Data and input choices
This calculator accepts raw paired data or summary statistics. Raw data is preferred because it allows checks for pair count, missing rows, sample means, standard deviations, and correlation. Summary mode is useful when a report already gives the mean difference and its standard deviation.
Hypothesis meaning
The test asks whether the average paired difference equals a hypothesized value. Most studies use zero. A positive difference may mean improvement, gain, or higher second readings. A negative value may show decline or lower second readings. The selected direction controls that meaning, so label your variables carefully.
Test statistic
The t statistic is the observed mean difference minus the hypothesized difference, divided by the standard error. The standard error uses the sample standard deviation of the paired differences and the square root of the pair count. Degrees of freedom are one less than the number of complete pairs.
Tail selection
A two tailed test checks for any change. A right tailed test checks whether the mean difference is greater than the hypothesized value. A left tailed test checks whether it is smaller. Choose the alternative before reading the p value.
Intervals and effect size
Confidence intervals show a practical range for the true mean paired difference. If a two sided interval excludes zero, the same alpha level usually gives a significant two sided result. The interval also helps judge importance, not only significance.

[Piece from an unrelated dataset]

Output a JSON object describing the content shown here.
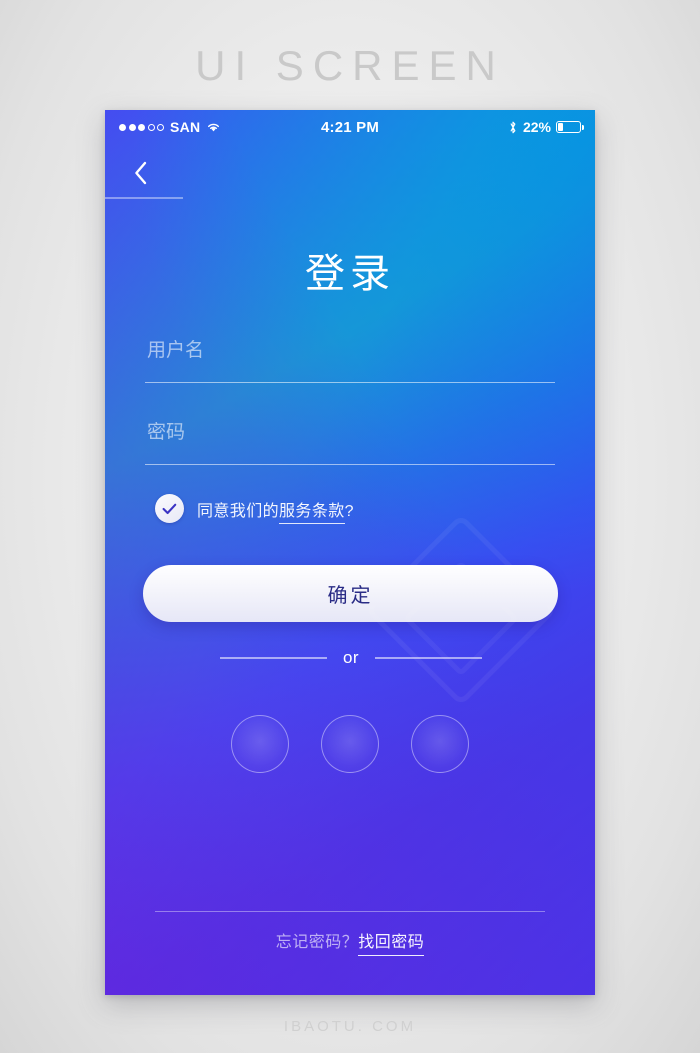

Effect size is reported with Cohen's dz. It divides the mean paired difference by the standard deviation of the differences. When raw values are supplied, an average standard deviation effect size is also shown. These values help compare results across scales.
Assumptions and review
Good paired analysis depends on suitable data. Pairs should be related by design. Differences should be roughly normal, especially for small samples. Large outliers can change the result. Always inspect the differences, confirm units, and explain the study design. Export the report when you need a record for review, teaching, or documentation. State limitations clearly in final notes.